In times of severe drought, we bought all livestock that farmers without grazing had to sell. In one year, we bought 250 000 heads of livestock and 784 000 of stock for slaughter. We were selling shiploads of beef in that year to move the surplus to the market.

What I appreciated after a lifetime in the cattle industry in this country, was that Africa has a very volatile climate. In the Mid-West of the United States, the mean variation of rainfall is 5%, here it is over 4%. We go from feast to famine annually. If we fully stock the country with cattle then we have to have a shock absorber like the CSC. An organisation with the physical and financial capacity to handle surges in output such as that I describe above. If you do not have such an organisation, the cattle just die and rot in the sun.

Only an organisation like CSC can use cattle as collateral for lending — we branded the stock and they had to be sold back to us when they were sold for slaughter and we then recovered our money plus a surplus which went back to the farmers. Only CSC could guarantee a floor price for livestock throughout the country and in this way protect the small-scale cattle owner in remote areas.

CSC performed all of these roles at no cost to the nation, in good years it made a small profit, in drought years it broke even or made a small loss. In the process it became the largest meat organisation in Africa. Every year we produced clean audited set of accounts by March which were lodged with the government of the day. Its board of directors was largely farmers and ranchers or businesspersons.

Where is CSC today? The abattoirs are all derelict — Kadoma burned to the ground, Marondera and Chinhoyi vandalised with grass growing everywhere, even small trees. Bulawayo and Masvingo are close to operational, but are unused and require work to bring them back into production. The canning plant and the hide tannery are closed and not operational. The distribution centres in Harare and Mutare and the freezing plant in Gweru are derelict. The ranches are all occupied by individuals and the cattle sale pens in rural areas are either derelict or operated by rural district councils to raise money. The organisation owes money to everyone and is essentially bankrupt.

Three years ago, a group calling itself Boustead Beef and registered in the UK, negotiated a long-term lease on CSC assets. It conducted a valuation of CSC and this concluded that the depreciated replacement value of the organisation was US$180 million. The group claimed that it had secured US$100 million on this basis and against a business plan that was based on orders for beef from a dozen markets.

The “lease” ignored the creditors, and the trustees appointed by the High Court to protect their interests.
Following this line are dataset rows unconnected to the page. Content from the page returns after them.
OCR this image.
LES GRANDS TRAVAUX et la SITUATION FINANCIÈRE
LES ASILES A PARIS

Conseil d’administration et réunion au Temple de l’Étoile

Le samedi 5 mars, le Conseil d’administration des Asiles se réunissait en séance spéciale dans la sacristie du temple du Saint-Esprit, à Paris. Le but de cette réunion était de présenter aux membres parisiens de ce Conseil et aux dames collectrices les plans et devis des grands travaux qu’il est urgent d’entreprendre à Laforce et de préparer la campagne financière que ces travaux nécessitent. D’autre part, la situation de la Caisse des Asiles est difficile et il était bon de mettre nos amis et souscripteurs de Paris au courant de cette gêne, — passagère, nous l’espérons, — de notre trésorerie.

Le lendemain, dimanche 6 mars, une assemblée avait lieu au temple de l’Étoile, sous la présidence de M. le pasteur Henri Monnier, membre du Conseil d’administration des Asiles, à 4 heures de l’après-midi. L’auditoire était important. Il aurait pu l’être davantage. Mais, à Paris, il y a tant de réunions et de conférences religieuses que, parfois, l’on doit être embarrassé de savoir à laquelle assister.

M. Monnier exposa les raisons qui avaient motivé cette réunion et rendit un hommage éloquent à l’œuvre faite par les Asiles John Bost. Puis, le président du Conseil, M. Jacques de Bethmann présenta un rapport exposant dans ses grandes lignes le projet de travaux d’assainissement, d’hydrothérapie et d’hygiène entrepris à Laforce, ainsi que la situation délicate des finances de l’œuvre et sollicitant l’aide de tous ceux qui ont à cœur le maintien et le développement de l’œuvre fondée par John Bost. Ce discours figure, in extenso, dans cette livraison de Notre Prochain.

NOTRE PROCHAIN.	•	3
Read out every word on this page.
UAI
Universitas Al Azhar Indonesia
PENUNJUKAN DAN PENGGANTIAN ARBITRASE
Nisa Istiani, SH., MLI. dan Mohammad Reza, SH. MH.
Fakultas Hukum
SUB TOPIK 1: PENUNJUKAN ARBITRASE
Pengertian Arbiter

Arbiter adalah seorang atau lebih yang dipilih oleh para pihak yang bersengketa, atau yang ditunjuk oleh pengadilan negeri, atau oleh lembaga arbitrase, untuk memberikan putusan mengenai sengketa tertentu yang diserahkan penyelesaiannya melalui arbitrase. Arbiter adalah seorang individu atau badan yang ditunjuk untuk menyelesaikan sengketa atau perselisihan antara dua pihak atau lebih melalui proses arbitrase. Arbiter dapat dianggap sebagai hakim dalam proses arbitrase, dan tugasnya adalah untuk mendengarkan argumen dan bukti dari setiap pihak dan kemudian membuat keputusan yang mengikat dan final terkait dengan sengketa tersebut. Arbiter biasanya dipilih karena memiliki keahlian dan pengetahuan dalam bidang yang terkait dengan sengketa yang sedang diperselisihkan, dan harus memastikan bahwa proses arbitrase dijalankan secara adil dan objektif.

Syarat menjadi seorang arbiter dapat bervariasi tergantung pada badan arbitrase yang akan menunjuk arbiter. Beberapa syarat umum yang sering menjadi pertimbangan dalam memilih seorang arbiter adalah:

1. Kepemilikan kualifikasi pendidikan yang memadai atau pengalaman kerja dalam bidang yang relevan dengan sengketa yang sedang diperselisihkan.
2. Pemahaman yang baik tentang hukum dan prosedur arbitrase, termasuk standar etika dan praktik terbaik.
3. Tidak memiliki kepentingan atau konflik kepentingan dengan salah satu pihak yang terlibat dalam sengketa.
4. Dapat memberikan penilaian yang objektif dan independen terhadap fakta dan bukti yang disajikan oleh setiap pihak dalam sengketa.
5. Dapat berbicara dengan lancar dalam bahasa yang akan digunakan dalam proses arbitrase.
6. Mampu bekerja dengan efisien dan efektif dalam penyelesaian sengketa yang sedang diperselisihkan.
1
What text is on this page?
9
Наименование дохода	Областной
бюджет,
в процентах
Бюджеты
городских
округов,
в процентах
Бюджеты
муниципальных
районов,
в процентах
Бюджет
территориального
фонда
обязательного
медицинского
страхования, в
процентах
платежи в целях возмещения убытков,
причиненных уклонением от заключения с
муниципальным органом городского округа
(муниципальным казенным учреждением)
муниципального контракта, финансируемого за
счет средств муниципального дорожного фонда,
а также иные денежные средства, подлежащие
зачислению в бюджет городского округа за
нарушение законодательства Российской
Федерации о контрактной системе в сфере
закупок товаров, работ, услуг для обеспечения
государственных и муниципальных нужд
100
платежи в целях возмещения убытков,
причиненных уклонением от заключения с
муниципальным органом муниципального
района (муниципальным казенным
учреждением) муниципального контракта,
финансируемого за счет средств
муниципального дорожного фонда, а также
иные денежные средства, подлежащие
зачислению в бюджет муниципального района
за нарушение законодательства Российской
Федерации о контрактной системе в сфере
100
It ignored the government-appointed board and staff and to say this was a bizarre arrangement, is to say the least. When it is appreciated that the “lease” was for an annual payment of $100 000 which is now worth US$650 a year at the current bank rate, the arrangement is even more ridiculous.

The Boustead’s plan was based on a claim that the group had freehold control of the assets of CSC including the ranches. When it could not get control it attempted to use the legal system to put the organisation under administration by a legal firm and it hoped that this would enable it to secure control. Some work has been done to the Bulawayo abattoir but little else.

The cattle herd today stands at about 5,6 million — five million in the communal areas and 600 000 heads on the former commercial farms. Output is about 300 000 heads a year. Millions of hectares are not grazed at all and simply burn each year. The weather pattern under which our farmers must operate have changed little — global warming studies say that the drier regions that represent 60% of the country will be drier, the weather more unpredictable.

To me the message is clear, there is no future for the cattle industry without CSC. The government, which owns the whole thing, must get its act together and re-establish it as a functioning institution to serve the millions who rely on livestock for their living.